The FREMM frigate — designed, developed and built by French shipbuilder Naval Group — is the only European warship armed with a naval cruise missile, the ministry said.

A French frigate fired naval cruise missiles for the first time in a campaign with the U.K. and the U.S. in a missile strike against Syria in April.

Under the 2019-2025 defense budget law, a sixth anti-submarine frigate, the Normandie, is due to be delivered in 2019, the ministry said. The last two warships in the FREMM program, the Alsace and the Lorraine, are to be handed over respectively in 2021 and 2022. The latter two will be air defense versions.

The French frigate program has been a cash drain, according to The French Institute for Research on Public Administration and Politics. A report from the think tank published last February estimated a unit price of €800 million to €1 billion (U.S. $936 million to U.S. $1.2 billion) for eight warships.
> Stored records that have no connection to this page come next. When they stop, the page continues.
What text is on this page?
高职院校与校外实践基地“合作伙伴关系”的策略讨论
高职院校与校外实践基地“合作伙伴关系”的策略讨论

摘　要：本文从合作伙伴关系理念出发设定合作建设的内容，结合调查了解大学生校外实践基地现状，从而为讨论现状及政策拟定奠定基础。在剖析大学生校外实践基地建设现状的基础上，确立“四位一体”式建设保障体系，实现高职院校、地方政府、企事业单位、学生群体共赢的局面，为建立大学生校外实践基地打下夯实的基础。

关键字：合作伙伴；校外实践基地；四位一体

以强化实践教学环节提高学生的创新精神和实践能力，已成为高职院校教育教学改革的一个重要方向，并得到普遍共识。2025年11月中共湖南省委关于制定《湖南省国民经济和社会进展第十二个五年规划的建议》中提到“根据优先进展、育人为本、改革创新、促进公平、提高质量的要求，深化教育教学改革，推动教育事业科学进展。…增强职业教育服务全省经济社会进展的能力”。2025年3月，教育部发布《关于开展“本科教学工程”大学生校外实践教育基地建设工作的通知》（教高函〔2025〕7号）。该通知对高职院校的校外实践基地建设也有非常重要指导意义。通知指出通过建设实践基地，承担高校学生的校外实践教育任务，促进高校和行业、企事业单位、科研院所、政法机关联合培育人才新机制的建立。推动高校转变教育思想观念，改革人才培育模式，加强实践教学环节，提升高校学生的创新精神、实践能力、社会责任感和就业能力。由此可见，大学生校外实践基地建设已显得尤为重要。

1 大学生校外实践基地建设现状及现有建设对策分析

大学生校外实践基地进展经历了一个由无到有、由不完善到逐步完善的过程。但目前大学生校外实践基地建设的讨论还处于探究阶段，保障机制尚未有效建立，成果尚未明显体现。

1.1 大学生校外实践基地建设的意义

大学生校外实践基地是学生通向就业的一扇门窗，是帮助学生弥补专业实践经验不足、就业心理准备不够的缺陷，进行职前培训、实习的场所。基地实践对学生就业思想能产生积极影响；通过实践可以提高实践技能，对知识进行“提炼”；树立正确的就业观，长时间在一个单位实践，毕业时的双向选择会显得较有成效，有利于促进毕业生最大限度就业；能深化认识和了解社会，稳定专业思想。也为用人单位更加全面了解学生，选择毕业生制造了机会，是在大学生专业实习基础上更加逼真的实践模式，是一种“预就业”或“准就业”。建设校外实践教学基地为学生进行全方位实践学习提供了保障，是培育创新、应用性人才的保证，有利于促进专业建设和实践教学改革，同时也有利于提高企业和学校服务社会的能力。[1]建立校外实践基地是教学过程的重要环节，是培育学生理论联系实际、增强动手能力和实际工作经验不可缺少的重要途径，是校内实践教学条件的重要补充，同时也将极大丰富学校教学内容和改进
In 2008, the FREMM budget was €8.5 billion when the program then consisted of 17 frigates, with a unit price of €500 million. Successive governments cut the program to the present eight vessels, leading to a “cost explosion,” the report said.

Work on the FREMM assures a large volume of work out to 2022 for Naval Group at Lorient, western France, as well as many subcontractors, mainly small and medium enterprises, the ministry said. The first two FTI intermediate frigates are due to enter service by 2025 and three La Fayette frigates are to be upgraded, the ministry said.

Much of the work on the Lafayette will be to add an anti-submarine capability.